После долгого, тяжёлого молчания на противоположном конце земного шара мне отвечает умудрённый жизнью и опытом женский голос:
- Потому что у неё рак души. Она пустая внутри, разве Вы не видите?
На моё счастье доза снотворного оказалась слишком маленькой, чтобы убить, но достаточно сильной, чтобы нанести ещё удар по уже уязвимой психике.
Я попал в чистилище – место, где у меня было множество часов на размышления. Я думал о том, как так вышло, что у меня – умно-мудрого, не всесильного, но способного на многое, жена потеряла реальность. Не рассудок, а именно реальность – это было как раз то, о чём предупреждала её мать: Викки ушла глубоко в себя, настолько глубоко, что достать не мог ни я, ни опытный психиатр. Ни один из них.
Потянулись долгие, изматывающие дни её терапии и моего отчаяния. Ей становилось лучше, специалист-обладатель множества сертификатов и лицензий, а также автор десятка научных работ перечислял сдвиги, нахваливал наши перспективы, но моей жены не было. Вместо неё даже не на меня, а всегда в сторону, смотрела чужая, изменённая женщина. Я искал в ней тепло, которым она так очаровала меня когда-то, но находил только отстранённость.
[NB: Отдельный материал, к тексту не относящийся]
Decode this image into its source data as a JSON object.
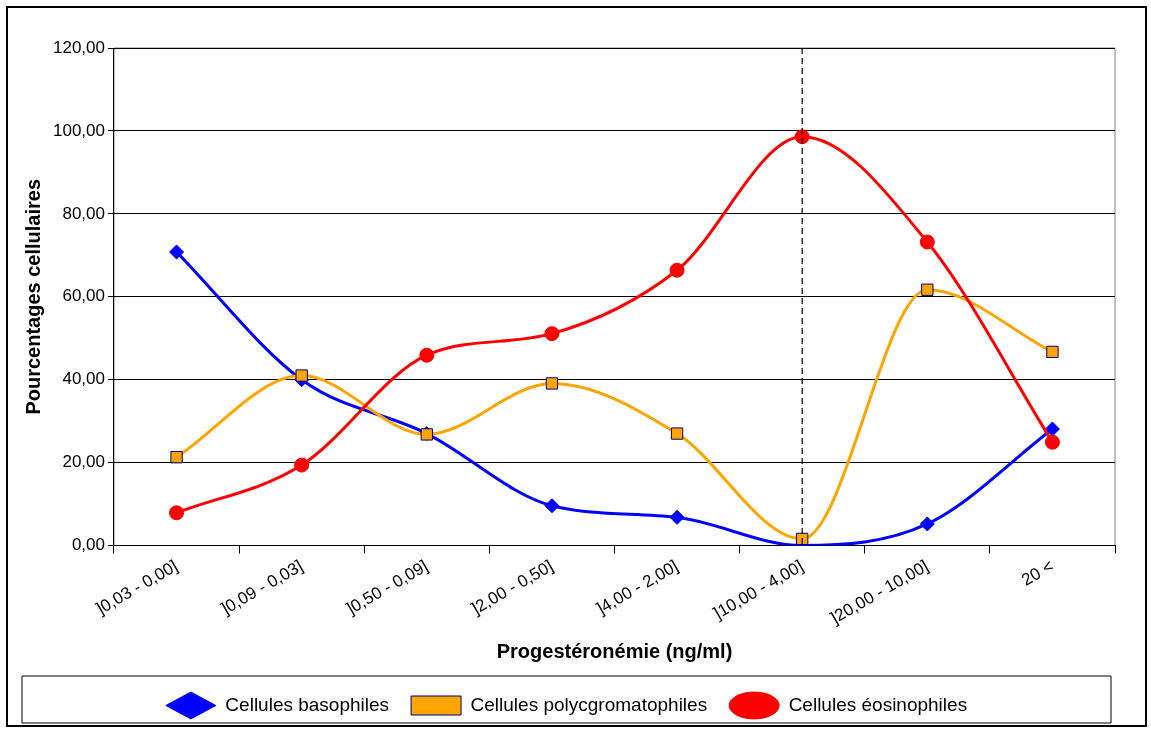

Потом случился «второй раз». Она попыталась сбежать от меня, вскрыв вены. Я нашёл её случайно - потому что сходил с ума на свой собственный манер, топя сознание в алкоголе и кокаине. Если бы не банальная рвота, заставившая ломануться в ванную, Викки бы уже не было.
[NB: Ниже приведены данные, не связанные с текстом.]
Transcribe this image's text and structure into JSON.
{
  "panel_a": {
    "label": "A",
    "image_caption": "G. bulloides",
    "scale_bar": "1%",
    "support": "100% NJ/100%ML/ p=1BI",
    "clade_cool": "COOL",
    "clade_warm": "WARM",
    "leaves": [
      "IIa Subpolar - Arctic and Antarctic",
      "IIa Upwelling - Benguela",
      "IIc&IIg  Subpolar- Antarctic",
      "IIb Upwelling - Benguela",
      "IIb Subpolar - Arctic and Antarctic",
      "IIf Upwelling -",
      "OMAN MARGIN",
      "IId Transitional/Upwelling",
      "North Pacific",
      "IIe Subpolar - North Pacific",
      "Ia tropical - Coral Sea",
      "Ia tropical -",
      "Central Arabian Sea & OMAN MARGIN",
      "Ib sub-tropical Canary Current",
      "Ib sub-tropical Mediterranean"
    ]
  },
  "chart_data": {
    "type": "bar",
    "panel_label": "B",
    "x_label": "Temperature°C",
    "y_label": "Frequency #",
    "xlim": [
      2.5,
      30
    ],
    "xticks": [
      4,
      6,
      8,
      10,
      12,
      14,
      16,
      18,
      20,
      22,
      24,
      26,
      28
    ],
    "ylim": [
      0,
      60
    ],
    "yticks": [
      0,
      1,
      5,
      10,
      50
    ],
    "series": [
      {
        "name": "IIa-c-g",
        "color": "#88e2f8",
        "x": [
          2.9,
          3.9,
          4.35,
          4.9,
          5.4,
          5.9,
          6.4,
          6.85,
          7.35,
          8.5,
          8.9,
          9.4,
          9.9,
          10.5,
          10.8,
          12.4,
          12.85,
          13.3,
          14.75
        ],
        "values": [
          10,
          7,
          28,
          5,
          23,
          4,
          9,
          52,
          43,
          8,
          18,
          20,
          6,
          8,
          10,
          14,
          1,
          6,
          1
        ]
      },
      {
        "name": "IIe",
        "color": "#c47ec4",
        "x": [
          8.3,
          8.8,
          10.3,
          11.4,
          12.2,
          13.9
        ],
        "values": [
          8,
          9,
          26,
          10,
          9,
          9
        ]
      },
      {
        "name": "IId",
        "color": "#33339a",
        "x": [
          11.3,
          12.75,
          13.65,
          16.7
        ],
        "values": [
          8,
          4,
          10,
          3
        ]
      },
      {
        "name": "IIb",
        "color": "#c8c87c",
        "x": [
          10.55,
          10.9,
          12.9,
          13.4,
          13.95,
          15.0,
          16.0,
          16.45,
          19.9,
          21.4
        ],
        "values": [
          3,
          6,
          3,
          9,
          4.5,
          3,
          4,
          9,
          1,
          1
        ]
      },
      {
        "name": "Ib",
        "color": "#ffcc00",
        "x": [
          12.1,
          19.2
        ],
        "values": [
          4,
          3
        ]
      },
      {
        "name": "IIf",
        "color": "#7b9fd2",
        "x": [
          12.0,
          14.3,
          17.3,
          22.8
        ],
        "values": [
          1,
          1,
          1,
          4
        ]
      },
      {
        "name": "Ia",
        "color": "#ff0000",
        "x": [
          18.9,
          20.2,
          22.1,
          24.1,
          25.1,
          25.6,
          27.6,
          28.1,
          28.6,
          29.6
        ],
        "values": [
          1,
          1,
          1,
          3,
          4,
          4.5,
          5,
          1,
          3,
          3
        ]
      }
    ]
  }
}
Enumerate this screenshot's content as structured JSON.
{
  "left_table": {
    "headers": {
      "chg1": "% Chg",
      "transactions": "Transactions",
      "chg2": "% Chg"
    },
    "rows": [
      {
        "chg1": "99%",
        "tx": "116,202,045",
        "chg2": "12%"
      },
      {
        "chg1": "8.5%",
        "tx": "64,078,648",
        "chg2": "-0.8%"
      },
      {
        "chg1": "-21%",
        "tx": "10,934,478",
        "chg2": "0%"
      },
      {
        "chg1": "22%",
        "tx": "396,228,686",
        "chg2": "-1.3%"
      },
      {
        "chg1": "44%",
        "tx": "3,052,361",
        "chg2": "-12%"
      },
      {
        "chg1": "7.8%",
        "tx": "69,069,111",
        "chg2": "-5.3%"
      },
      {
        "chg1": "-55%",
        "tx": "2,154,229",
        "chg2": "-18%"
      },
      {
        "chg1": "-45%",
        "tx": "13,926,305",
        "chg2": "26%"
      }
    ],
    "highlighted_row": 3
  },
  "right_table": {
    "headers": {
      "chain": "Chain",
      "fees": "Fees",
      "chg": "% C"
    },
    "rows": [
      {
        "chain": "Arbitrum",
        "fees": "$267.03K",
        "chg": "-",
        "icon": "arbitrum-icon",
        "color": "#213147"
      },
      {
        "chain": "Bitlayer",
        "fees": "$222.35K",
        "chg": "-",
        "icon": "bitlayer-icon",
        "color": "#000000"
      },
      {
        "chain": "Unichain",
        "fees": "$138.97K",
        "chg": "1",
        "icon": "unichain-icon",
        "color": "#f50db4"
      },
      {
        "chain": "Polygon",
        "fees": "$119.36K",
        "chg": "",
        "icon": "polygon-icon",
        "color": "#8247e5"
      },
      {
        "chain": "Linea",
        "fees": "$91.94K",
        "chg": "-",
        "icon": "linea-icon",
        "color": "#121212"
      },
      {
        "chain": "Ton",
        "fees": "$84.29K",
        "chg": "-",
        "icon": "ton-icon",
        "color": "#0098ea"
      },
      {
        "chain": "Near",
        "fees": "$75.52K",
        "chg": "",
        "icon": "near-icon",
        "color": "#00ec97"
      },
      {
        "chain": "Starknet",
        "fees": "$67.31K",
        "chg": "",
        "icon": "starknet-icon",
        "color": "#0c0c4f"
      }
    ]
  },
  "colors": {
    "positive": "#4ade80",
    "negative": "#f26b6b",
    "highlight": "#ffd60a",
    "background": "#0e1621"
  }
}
Ужас, пережитый в те мгновения, когда я, давясь рвотными позывами, искал её пульс, умоляя Бога, которого уже успел возненавидеть, дать мне шанс, выбил всю дурь из моей головы, напомнив об ответственности.
Я собрался. Собрал волю в кулак и заставил себя подняться над обстоятельствами, научился дышать тем, что есть, не убиваясь по утраченному и не ища предательски нового. Да, это «новое» заманчиво и почти на каждом шагу предлагало забыться, отвлечься и получить здоровые эмоции, поменять картинку.
Я не позволил, не подпустил даже Дженни, зная наперёд, что именно она могла бы стать для меня самым действенным лекарством. Во-первых, ни одна женщина не заслуживает такой участи, а во-вторых, ответственность: я помнил, что когда-то давно взял на себя ответственность за девочку, нуждающуюся в любви больше, чем остальные.
Да, я наивно называл это ответственностью, и так же наивно полагал, что смогу пережить в её жизни другого мужчину. Я не сумел понять, что моя неспособность отпустить её, забыть о ней - это и есть любовь.
Глава 48. Кай: «Самое ценное»
Bonaparte - Melody X
Now you look for love in the times of hate
How many swipes for a blow of fate
You keep the light on
You keep the light on
You keep the night light on
Every day is like the same old song
Until everything right goes wrong
You keep the light on
You keep the light on
You keep the night light on
Hold your broken dream up high
Oh you know you try
Oh you know you try
It's the worst case scenario lullaby
Something's gotta change
Something's gotta change
Hold on
Hold on
Hold on to something good
Меня нельзя назвать жалостливым или сердобольным человеком, умеющим глубоко сопереживать и готовым жертвовать чем бы то ни было ради спасения других или хотя бы помощи. Но вот первые люди (индейцы) всегда играли особенную роль в моей жизни, я совершенно иначе их воспринимал, выделяя среди всех остальных людей: слишком много в них мудрости и простых истин, способных перевернуть сознание с ног на голову и даже разрушить твой собственный ровно выстроенный мир иллюзий, возведённый на фальшивых ценностях.
Это был один из тех тяжёлых, но, к счастью, не таких частых вечеров, когда я не мог собраться с мыслями и силами, чтобы вернуться в дом, где жила жена, похожая на зомби. Женщина, которую я любил.